She also showed us the racks of used bourbon barrels where some of the rum is aged for 3 years. Hanging on the near corner of the racks is one of the barrel lids. Its charring is key to the development of the taste and color of the Select aged rum:
We finished up our tour at the distillery lab, where we learned some of the technical aspects of distilling. It was also the spot where the distillery proudly displays a local artist's depiction of the cultural history surrounding rum distilling in the bayous of Louisiana. Gabby pointed out that the painting even depicts, in the upper right hand corner, Lorrain Bridge, a wooden bridge of unique construction that is listed on the National Register of Historic Places:
Just before we moved on to the climax of our tour, we spotted the distillery's cute little alligator mascot standing quietly next to the painting, and he seemed a bit lonely and forgotten, so we crouched down to have a selfy with the friendly little fellow:
But enough about us. Now about the rum. On we walked to the tasting room, where we had a chance to taste each of the types of rum made by the distillery. Kathy, Randy and Mouse could barely contain their excitement, anticipating the smooth taste of the rum. Merlene and Dan seem to be adopting a more studied approach to their tasting:
Below, the rest of our group also seemed fully absorbed in their tasting:
All of the styles of rum were delicious. We preferred the Select and Spiced rums. The white rum, while smooth and tasty, didn't have nearly as much flavor, in our view. Satsuma was just too sweet for our palate. So we made a hard choice, bought some Spiced rum for ourselves, and bought some of the Silver white rum as the base for a fruit slushy we would share with the entire RV group at happy hour today.
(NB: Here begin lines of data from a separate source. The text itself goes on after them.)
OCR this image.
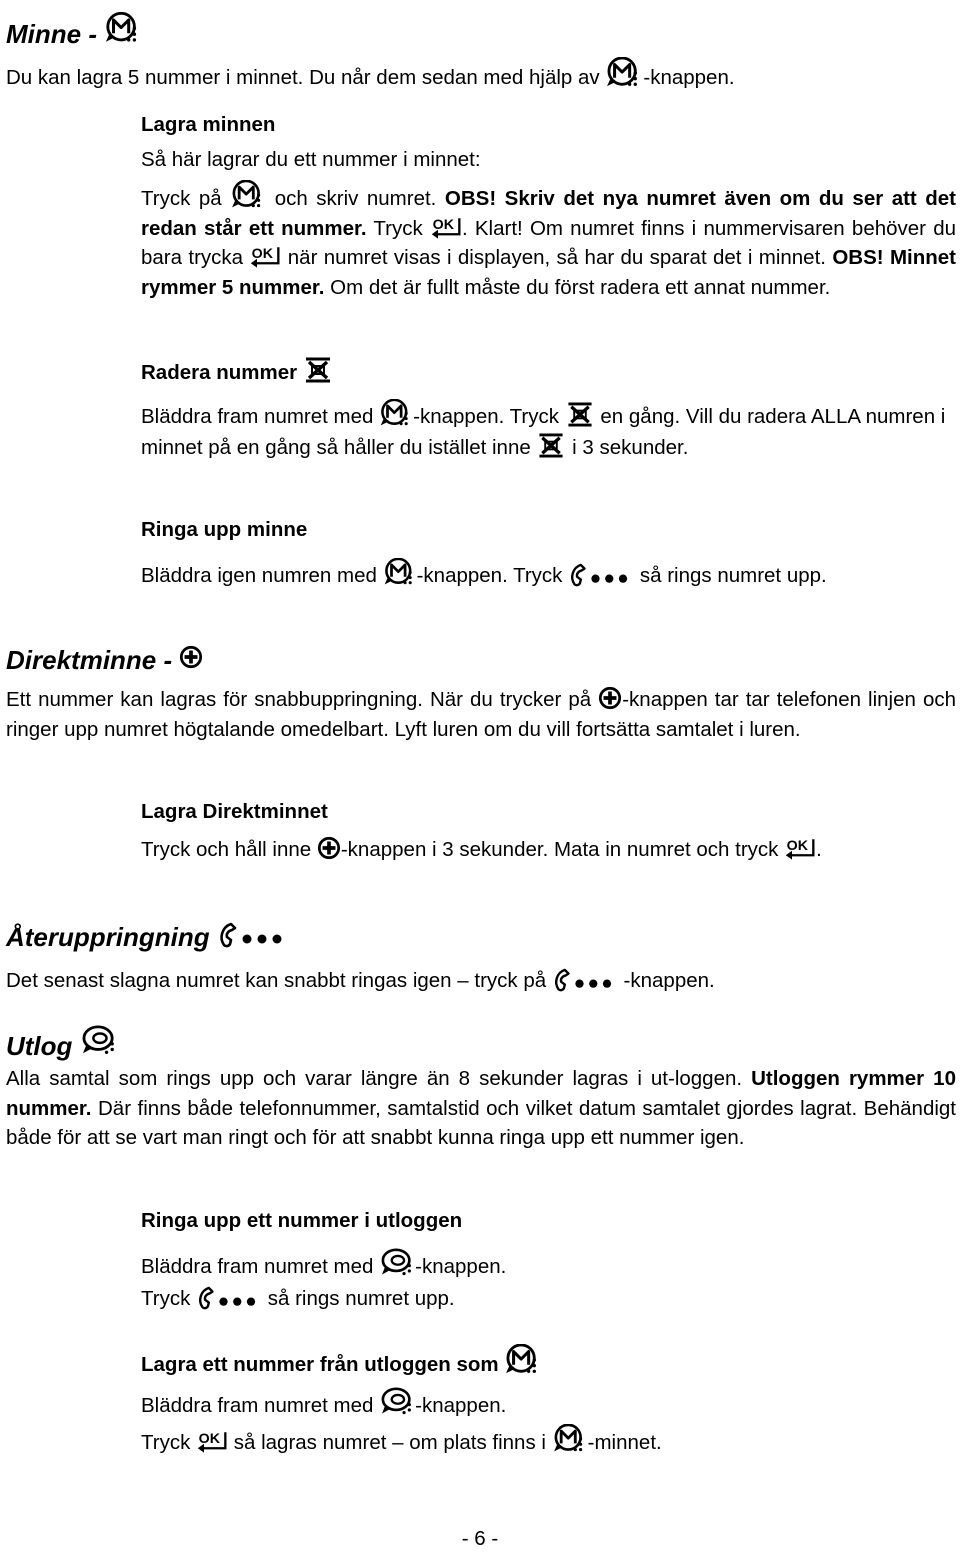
Minne -

Du kan lagra 5 nummer i minnet. Du når dem sedan med hjälp av -knappen.

Lagra minnen

Så här lagrar du ett nummer i minnet:

Tryck på	och skriv numret. OBS! Skriv det nya numret även om du ser att det redan står ett nummer. Tryck . Klart! Om numret finns i nummervisaren behöver du bara trycka när numret visas i displayen, så har du sparat det i minnet. OBS! Minnet rymmer 5 nummer. Om det är fullt måste du först radera ett annat nummer.

Radera nummer

Bläddra fram numret med -knappen. Tryck en gång. Vill du radera ALLA numren i minnet på en gång så håller du istället inne i 3 sekunder.

Ringa upp minne

Bläddra igen numren med -knappen. Tryck	så rings numret upp.

Direktminne -

Ett nummer kan lagras för snabbuppringning. När du trycker på -knappen tar tar telefonen linjen och ringer upp numret högtalande omedelbart. Lyft luren om du vill fortsätta samtalet i luren.

Lagra Direktminnet

Tryck och håll inne -knappen i 3 sekunder. Mata in numret och tryck .

Återuppringning

Det senast slagna numret kan snabbt ringas igen – tryck på	-knappen.

Utlog

Alla samtal som rings upp och varar längre än 8 sekunder lagras i ut-loggen. Utloggen rymmer 10 nummer. Där finns både telefonnummer, samtalstid och vilket datum samtalet gjordes lagrat. Behändigt både för att se vart man ringt och för att snabbt kunna ringa upp ett nummer igen.

Ringa upp ett nummer i utloggen

Bläddra fram numret med -knappen.

Tryck	så rings numret upp.

Lagra ett nummer från utloggen som

Bläddra fram numret med -knappen.

Tryck så lagras numret – om plats finns i -minnet.

- 6 -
Gabby's comment about Lorrain Bridge piqued our interest, so we stopped at Lorrain Park on our way back from the distillery. The bridge sits in a scenic position on a bayou, here behind a striking cypress tree that has been decorated in memory of some local dear departed:
Here is a clearer view of the bridge:
Betty, knowing that most of us are old, retired persons not from her area and might need help finding a decent place for lunch, made reservations for us at the Regatta LA Seafood and Steakhouse in Port Arthur, which was on our way back to Abbeville. The restaurant is perched picturesquely on Lake Arthur and, as an added bonus, served us delicious local cuisine. David enjoyed his duck and andouille sausage gumbo, and Kathy went ecstatic over her crawfish etouffe.
After lunch, we stole a few minutes to walk along the waterfront of Port Arthur, admiring the cypress trees growing in the shallows of the lake:
Back in our Jeep, driving home, we talked about our experience. While it was nominally just eating and drinking at commercial retail establishments, we had learned a great deal about the sugar cane industry that is the backbone of this area, and the rum and other (legal or otherwise) distilling businesses that grew as an adjunct to the production of sugar and molasses. Not only that, we continued our exploration of Cajun cuisine, and David was able to add yet another gumbo to his record of "a restaurant every day, a gumbo at every restaurant."